La estupefacción, el espanto, las lágrimas revelaban que en ellos se había despertado un sentimiento dormido. Una nostalgia por algo superior, hondo, ajeno al tiempo y a las veleidades de la vida cotidiana. Tal vez sin darse cuenta, lloraban por su perdida patria espiritual, por las tradiciones de sus mayores y por la Fe que los había animado y que tantos de ellos abandonaron hace tiempo. En un instante el fuego los preparó para comprender esa aguda frase de Chesterton:"Tu visita a Europa será inútil si no te hace sentir como un exiliado que está de regreso".

De tanto repetirse, los lamentos por la catástrofe del lunes podrían tener otro efecto benéfico: el de avivar la curiosidad por los cimientos de esa cultura llorada. Si Notre Dame es un monumento incomparable, si sus tesoros y reliquias son obras que merecen respeto y veneración, si es el ejemplo de lo mejor que pudo producir nuestra civilización, el paso siguiente sería preguntarse por el sentido último que movió a sus constructores. ¿Cómo eran los hombres que fueron capaces de tal proeza arquitectónica? ¿Por qué se sintieron llamados a levantar semejante edificación? ¿Y cómo fue que, patriarcales como eran, la dedicaron a una mujer a la que llamaron "Señora"? Nuestra Señora, la Santa Madre de Dios.

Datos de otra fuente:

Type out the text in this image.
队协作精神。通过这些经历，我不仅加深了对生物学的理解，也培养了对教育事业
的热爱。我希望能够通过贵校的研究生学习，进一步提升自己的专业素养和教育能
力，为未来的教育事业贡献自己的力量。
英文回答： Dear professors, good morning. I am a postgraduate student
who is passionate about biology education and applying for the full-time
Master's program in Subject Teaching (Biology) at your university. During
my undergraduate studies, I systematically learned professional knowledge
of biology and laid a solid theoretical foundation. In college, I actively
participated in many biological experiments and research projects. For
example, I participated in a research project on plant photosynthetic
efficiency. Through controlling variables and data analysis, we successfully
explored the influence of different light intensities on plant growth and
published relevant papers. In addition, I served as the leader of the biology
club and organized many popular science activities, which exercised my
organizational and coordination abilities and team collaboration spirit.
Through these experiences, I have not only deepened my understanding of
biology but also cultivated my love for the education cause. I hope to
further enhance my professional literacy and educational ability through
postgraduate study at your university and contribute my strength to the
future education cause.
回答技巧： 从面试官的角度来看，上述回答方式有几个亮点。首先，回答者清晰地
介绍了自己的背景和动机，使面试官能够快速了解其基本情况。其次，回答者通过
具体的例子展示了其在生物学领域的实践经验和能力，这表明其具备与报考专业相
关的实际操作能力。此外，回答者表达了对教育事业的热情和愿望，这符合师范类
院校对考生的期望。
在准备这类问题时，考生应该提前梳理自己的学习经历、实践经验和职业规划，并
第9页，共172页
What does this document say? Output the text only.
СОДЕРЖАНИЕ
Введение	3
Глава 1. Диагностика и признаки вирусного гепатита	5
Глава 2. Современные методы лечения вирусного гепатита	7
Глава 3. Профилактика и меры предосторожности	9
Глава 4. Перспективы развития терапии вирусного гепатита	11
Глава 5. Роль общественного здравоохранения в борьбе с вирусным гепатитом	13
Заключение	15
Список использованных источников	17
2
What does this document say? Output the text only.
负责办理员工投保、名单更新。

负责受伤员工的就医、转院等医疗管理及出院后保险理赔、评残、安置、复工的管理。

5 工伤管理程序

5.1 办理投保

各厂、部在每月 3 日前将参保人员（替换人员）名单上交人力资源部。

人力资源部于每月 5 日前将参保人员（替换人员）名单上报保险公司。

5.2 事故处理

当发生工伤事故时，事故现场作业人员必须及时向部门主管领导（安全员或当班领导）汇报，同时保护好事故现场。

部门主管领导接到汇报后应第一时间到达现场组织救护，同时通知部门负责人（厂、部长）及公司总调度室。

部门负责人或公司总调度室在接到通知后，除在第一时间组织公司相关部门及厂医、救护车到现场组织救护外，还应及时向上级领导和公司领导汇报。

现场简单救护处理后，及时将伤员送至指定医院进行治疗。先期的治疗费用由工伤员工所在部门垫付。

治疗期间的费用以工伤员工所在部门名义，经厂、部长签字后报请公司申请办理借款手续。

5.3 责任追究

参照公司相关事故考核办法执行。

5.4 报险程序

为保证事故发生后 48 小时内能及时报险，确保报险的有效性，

El magno simbolismo quedó acentuado porque el siniestro ocurrió en el comienzo de la Semana Santa. Las llamas se ensañaron con la aguja de Notre Dame, la parte más alta de la catedral. Ante la mirada aterrada de los testigos, su desmoronamiento pareció significar el colapso definitivo de la iglesia. Pero no fue así. Luego de horas de agonía, los bomberos controlaron el incendio y pudieron comprobar lo que parecía imposible. La resplandeciente cruz dorada permanecía intacta sobre el altar, también indemne. Símbolos ambos de Cristo, que después de la Pasión había vencido otra vez a la muerte.